Zero Gravity's Joe Seddon: “I always wanted to be a tech entrepreneur growing up”

In conversation with Zero Gravity's Joe Seddon

Before I sat down with Zero Gravity’s Joe Seddon, I was hoping that I'd get the chance to truly unpick the fine brain of this Oxford graduate turned tech startup founder. He didn’t disappoint. Seddon’s journey from West Yorkshire local lad to social mobility’s national hero is a tale of ‘working-class boy made good’. This explains why his mission is to facilitate a similar story to his for the millions of less economically privileged young people across the UK. With Zero Gravity, a tech startup that propels economically disadvantaged students into top universities and careers, Seddon has been making good of his aim.

With fine academic results throughout secondary school and a first-class degree to his name from the University of Oxford in Philosophy, Politics and Economics (PPE) , one only has to look at Seddon’s CV to establish the fact that he’s endowed with enviable intellect. One also only has to look at Seddon’s CV to establish the fact that he has no aversion to‘risk-taking’, a common feature amongst successful entrepreneurs. Because after rejecting offers from blue-chip commercial law firms and pondering on whether to pursue a journalistic career, Seddon did something that to many would have appeared bizarre at the timeThat is, to start a tech company from his bedroom in his mum’s house with nothing but £200 to his name and basic coding skills that he picked up as a 14-year-old. Whether it was because of confidence, naivety or the philosophy books that Seddon consumed religiously as an undergraduate, one thing is certain - it was a bold move.

Seddon’s background is not one of privilege, unlike much of the student body at Oxford. Having grown up in West Yorkshire in a single-parent household, Seddon did very well at school, and despite the fact that Oxford seemed a world away, he fired off an application ‘with very little help’ that, to his surprise, was ultimately successful. Straight A*s in his A-levels confirmed his place at Oxford and thereby provided him with the golden ticket of moving up the social ladder. Seddon was only too aware of this. “Just being able to turn up and say that I’m an Oxford student was already an achievement because I was the first person in my wider family to go to Oxbridge”.

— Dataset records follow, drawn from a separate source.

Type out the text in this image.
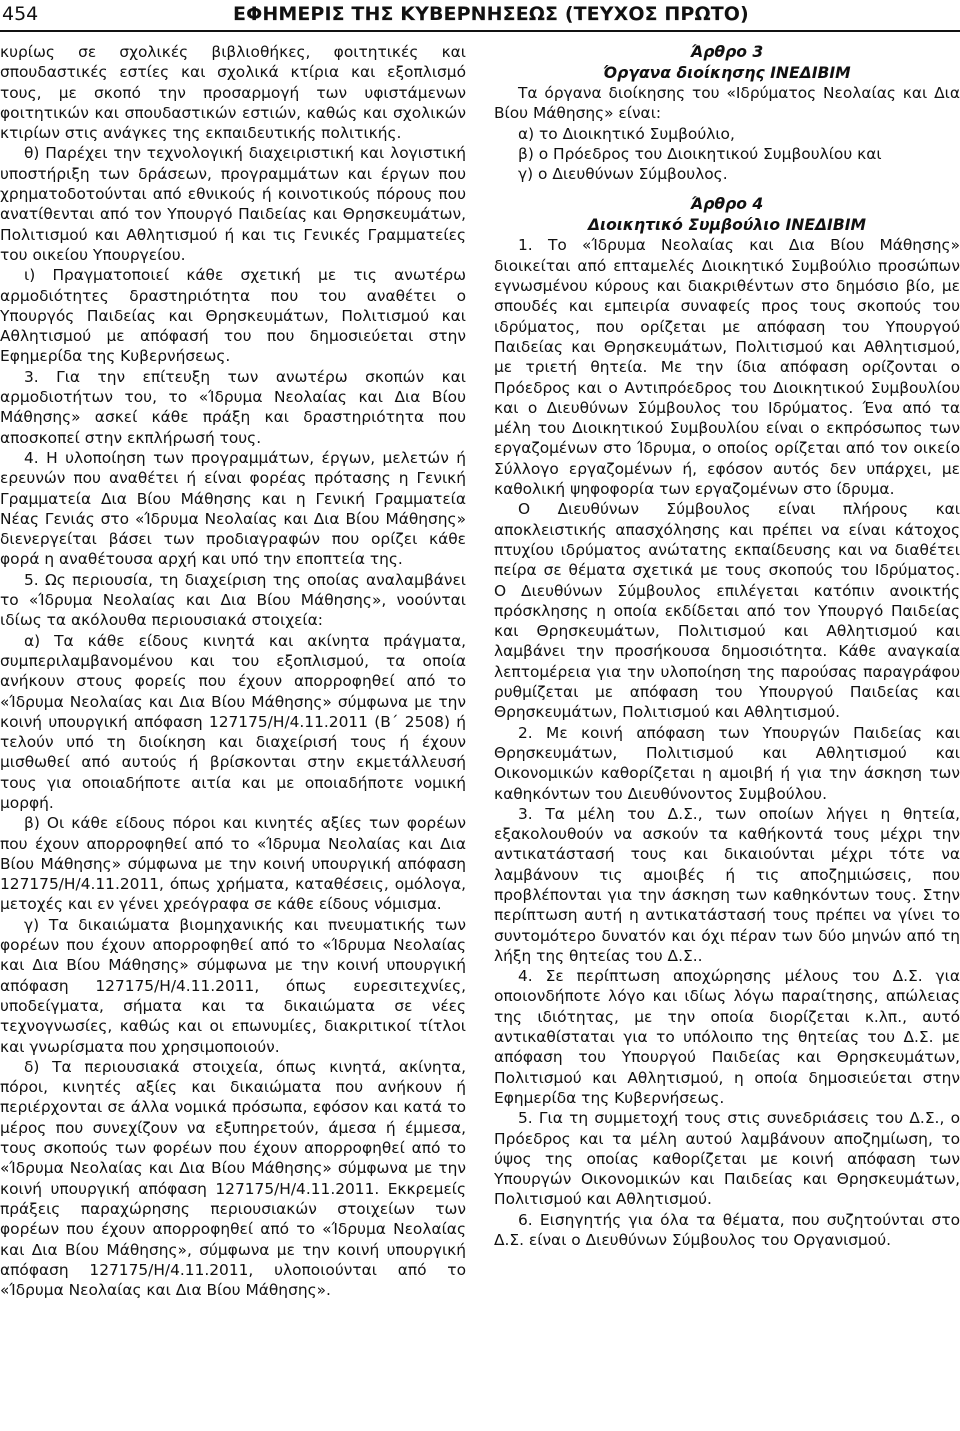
454	ΕΦΗΜΕΡΙΣ ΤΗΣ ΚΥΒΕΡΝΗΣΕΩΣ (ΤΕΥΧΟΣ ΠΡΩΤΟ)

κυρίως σε σχολικές βιβλιοθήκες, φοιτητικές και σπουδαστικές εστίες και σχολικά κτίρια και εξοπλισμό τους, με σκοπό την προσαρμογή των υφιστάμενων φοιτητικών και σπουδαστικών εστιών, καθώς και σχολικών κτιρίων στις ανάγκες της εκπαιδευτικής πολιτικής.

θ) Παρέχει την τεχνολογική διαχειριστική και λογιστική υποστήριξη των δράσεων, προγραμμάτων και έργων που χρηματοδοτούνται από εθνικούς ή κοινοτικούς πόρους που ανατίθενται από τον Υπουργό Παιδείας και Θρησκευμάτων, Πολιτισμού και Αθλητισμού ή και τις Γενικές Γραμματείες του οικείου Υπουργείου.

ι) Πραγματοποιεί κάθε σχετική με τις ανωτέρω αρμοδιότητες δραστηριότητα που του αναθέτει ο Υπουργός Παιδείας και Θρησκευμάτων, Πολιτισμού και Αθλητισμού με απόφασή του που δημοσιεύεται στην Εφημερίδα της Κυβερνήσεως.

3. Για την επίτευξη των ανωτέρω σκοπών και αρμοδιοτήτων του, το «Ίδρυμα Νεολαίας και Δια Βίου Μάθησης» ασκεί κάθε πράξη και δραστηριότητα που αποσκοπεί στην εκπλήρωσή τους.

4. Η υλοποίηση των προγραμμάτων, έργων, μελετών ή ερευνών που αναθέτει ή είναι φορέας πρότασης η Γενική Γραμματεία Δια Βίου Μάθησης και η Γενική Γραμματεία Νέας Γενιάς στο «Ίδρυμα Νεολαίας και Δια Βίου Μάθησης» διενεργείται βάσει των προδιαγραφών που ορίζει κάθε φορά η αναθέτουσα αρχή και υπό την εποπτεία της.

5. Ως περιουσία, τη διαχείριση της οποίας αναλαμβάνει το «Ίδρυμα Νεολαίας και Δια Βίου Μάθησης», νοούνται ιδίως τα ακόλουθα περιουσιακά στοιχεία:

α) Τα κάθε είδους κινητά και ακίνητα πράγματα, συμπεριλαμβανομένου και του εξοπλισμού, τα οποία ανήκουν στους φορείς που έχουν απορροφηθεί από το «Ίδρυμα Νεολαίας και Δια Βίου Μάθησης» σύμφωνα με την κοινή υπουργική απόφαση 127175/Η/4.11.2011 (Β΄ 2508) ή τελούν υπό τη διοίκηση και διαχείρισή τους ή έχουν μισθωθεί από αυτούς ή βρίσκονται στην εκμετάλλευσή τους για οποιαδήποτε αιτία και με οποιαδήποτε νομική μορφή.

β) Οι κάθε είδους πόροι και κινητές αξίες των φορέων που έχουν απορροφηθεί από το «Ίδρυμα Νεολαίας και Δια Βίου Μάθησης» σύμφωνα με την κοινή υπουργική απόφαση 127175/Η/4.11.2011, όπως χρήματα, καταθέσεις, ομόλογα, μετοχές και εν γένει χρεόγραφα σε κάθε είδους νόμισμα.

γ) Τα δικαιώματα βιομηχανικής και πνευματικής των φορέων που έχουν απορροφηθεί από το «Ίδρυμα Νεολαίας και Δια Βίου Μάθησης» σύμφωνα με την κοινή υπουργική απόφαση 127175/Η/4.11.2011, όπως ευρεσιτεχνίες, υποδείγματα, σήματα και τα δικαιώματα σε νέες τεχνογνωσίες, καθώς και οι επωνυμίες, διακριτικοί τίτλοι και γνωρίσματα που χρησιμοποιούν.

δ) Τα περιουσιακά στοιχεία, όπως κινητά, ακίνητα, πόροι, κινητές αξίες και δικαιώματα που ανήκουν ή περιέρχονται σε άλλα νομικά πρόσωπα, εφόσον και κατά το μέρος που συνεχίζουν να εξυπηρετούν, άμεσα ή έμμεσα, τους σκοπούς των φορέων που έχουν απορροφηθεί από το «Ίδρυμα Νεολαίας και Δια Βίου Μάθησης» σύμφωνα με την κοινή υπουργική απόφαση 127175/Η/4.11.2011. Εκκρεμείς πράξεις παραχώρησης περιουσιακών στοιχείων των φορέων που έχουν απορροφηθεί από το «Ίδρυμα Νεολαίας και Δια Βίου Μάθησης», σύμφωνα με την κοινή υπουργική απόφαση 127175/Η/4.11.2011, υλοποιούνται από το «Ίδρυμα Νεολαίας και Δια Βίου Μάθησης».

Άρθρο 3

Όργανα διοίκησης ΙΝΕΔΙΒΙΜ

Τα όργανα διοίκησης του «Ιδρύματος Νεολαίας και Δια Βίου Μάθησης» είναι:

α) το Διοικητικό Συμβούλιο,

β) ο Πρόεδρος του Διοικητικού Συμβουλίου και

γ) ο Διευθύνων Σύμβουλος.

Άρθρο 4

Διοικητικό Συμβούλιο ΙΝΕΔΙΒΙΜ

1. Το «Ίδρυμα Νεολαίας και Δια Βίου Μάθησης» διοικείται από επταμελές Διοικητικό Συμβούλιο προσώπων εγνωσμένου κύρους και διακριθέντων στο δημόσιο βίο, με σπουδές και εμπειρία συναφείς προς τους σκοπούς του ιδρύματος, που ορίζεται με απόφαση του Υπουργού Παιδείας και Θρησκευμάτων, Πολιτισμού και Αθλητισμού, με τριετή θητεία. Με την ίδια απόφαση ορίζονται ο Πρόεδρος και ο Αντιπρόεδρος του Διοικητικού Συμβουλίου και ο Διευθύνων Σύμβουλος του Ιδρύματος. Ένα από τα μέλη του Διοικητικού Συμβουλίου είναι ο εκπρόσωπος των εργαζομένων στο Ίδρυμα, ο οποίος ορίζεται από τον οικείο Σύλλογο εργαζομένων ή, εφόσον αυτός δεν υπάρχει, με καθολική ψηφοφορία των εργαζομένων στο ίδρυμα.

Ο Διευθύνων Σύμβουλος είναι πλήρους και αποκλειστικής απασχόλησης και πρέπει να είναι κάτοχος πτυχίου ιδρύματος ανώτατης εκπαίδευσης και να διαθέτει πείρα σε θέματα σχετικά με τους σκοπούς του Ιδρύματος. Ο Διευθύνων Σύμβουλος επιλέγεται κατόπιν ανοικτής πρόσκλησης η οποία εκδίδεται από τον Υπουργό Παιδείας και Θρησκευμάτων, Πολιτισμού και Αθλητισμού και λαμβάνει την προσήκουσα δημοσιότητα. Κάθε αναγκαία λεπτομέρεια για την υλοποίηση της παρούσας παραγράφου ρυθμίζεται με απόφαση του Υπουργού Παιδείας και Θρησκευμάτων, Πολιτισμού και Αθλητισμού.

2. Με κοινή απόφαση των Υπουργών Παιδείας και Θρησκευμάτων, Πολιτισμού και Αθλητισμού και Οικονομικών καθορίζεται η αμοιβή ή για την άσκηση των καθηκόντων του Διευθύνοντος Συμβούλου.

3. Τα μέλη του Δ.Σ., των οποίων λήγει η θητεία, εξακολουθούν να ασκούν τα καθήκοντά τους μέχρι την αντικατάστασή τους και δικαιούνται μέχρι τότε να λαμβάνουν τις αμοιβές ή τις αποζημιώσεις, που προβλέπονται για την άσκηση των καθηκόντων τους. Στην περίπτωση αυτή η αντικατάστασή τους πρέπει να γίνει το συντομότερο δυνατόν και όχι πέραν των δύο μηνών από τη λήξη της θητείας του Δ.Σ..

4. Σε περίπτωση αποχώρησης μέλους του Δ.Σ. για οποιονδήποτε λόγο και ιδίως λόγω παραίτησης, απώλειας της ιδιότητας, με την οποία διορίζεται κ.λπ., αυτό αντικαθίσταται για το υπόλοιπο της θητείας του Δ.Σ. με απόφαση του Υπουργού Παιδείας και Θρησκευμάτων, Πολιτισμού και Αθλητισμού, η οποία δημοσιεύεται στην Εφημερίδα της Κυβερνήσεως.

5. Για τη συμμετοχή τους στις συνεδριάσεις του Δ.Σ., ο Πρόεδρος και τα μέλη αυτού λαμβάνουν αποζημίωση, το ύψος της οποίας καθορίζεται με κοινή απόφαση των Υπουργών Οικονομικών και Παιδείας και Θρησκευμάτων, Πολιτισμού και Αθλητισμού.

6. Εισηγητής για όλα τα θέματα, που συζητούνται στο Δ.Σ. είναι ο Διευθύνων Σύμβουλος του Οργανισμού.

Initially, Oxford proved challenging for Seddon. 3,000 word essays from the moment he arrived were coupled with the need to adjust to high expectations from the university and even greater expectations, albeit implicitly, from peers - as is often the case at top institutions. But, it would be his time at Oxford that would give Seddon the entrepreneurial spirit - (not so much the practical skills) - to believe that he could ‘go it alone’ as a founder. Seddon notes that his time at university gave him “the mental tailwind to believe that I can do something which is audacious andunorthodox for people from backgrounds such as my own”.

Having graduated, pursuing the unorthodox is exactly what Seddon did. Having started Zero Gravity as the sole founder in the summer of 2018, Seddon went about spreading the word via universities first, thereby hoping to benefit from the ripple effect of student enthusiasm and word-of-mouth. But even though Zero Gravity now boasts a team of over 20 employees, has mentored over 3000 low-income background students into top universities (including 5% of all students who received straight A*s at A-level in 2022), and has raised £4 million in equity investment, the journey was not straightforward.

Seddon highlights the fact that because of the unconventional route of starting up straight after graduating, there was a ‘lack of moral support’, something that he believes is true for entrepreneurs in the UK more generally. This, combined with the fact that Seddon had an unconventional idea to build technology to promote social mobility and create a self-sustaining business model off the back of it, meant that Seddon had to rely on determination and youthful naivety, as he even admits, to fuel the Zero Gravity project in its early days.

Purpose, impact, and innovation are what appear to be the main ingredients in Zero Gravity’s cocktail of success that has made it one of the most formidable and well-respected projects within the UK’s education ecosystem. With over 250,000 mentoring conversations and over 20,000 mentoring sessions conducted through the platform last year, you’d be forgiven for assuming that the job is done for Zero Gravity, having played a crucial role in driving social mobility at the UK’s leading universities in recent years.

But, not keen to rest on his laurels, Seddon is expanding the platform beyond mentoring into top universities as the company is now partnering with employers to mentor Zero Gravity students who’ve reached top universities into leading internship and graduate schemes. The likes of HSBC,KPMG, and Fidelity are amongst the most prominent names to partner with Zero Gravity to drive social mobility within their firms. The goal is for employer partners to work with Zero Gravity to deliver mentorship, masterclasses, and community engagement with students through the Zero Gravity platform.

If Zero Gravity’s new foray into careers proves to be a success, social mobility in Britain will be in a much better state. And we’ll have Joe Seddon, the man ‘who always wanted to be a tech entrepreneur’ to thank.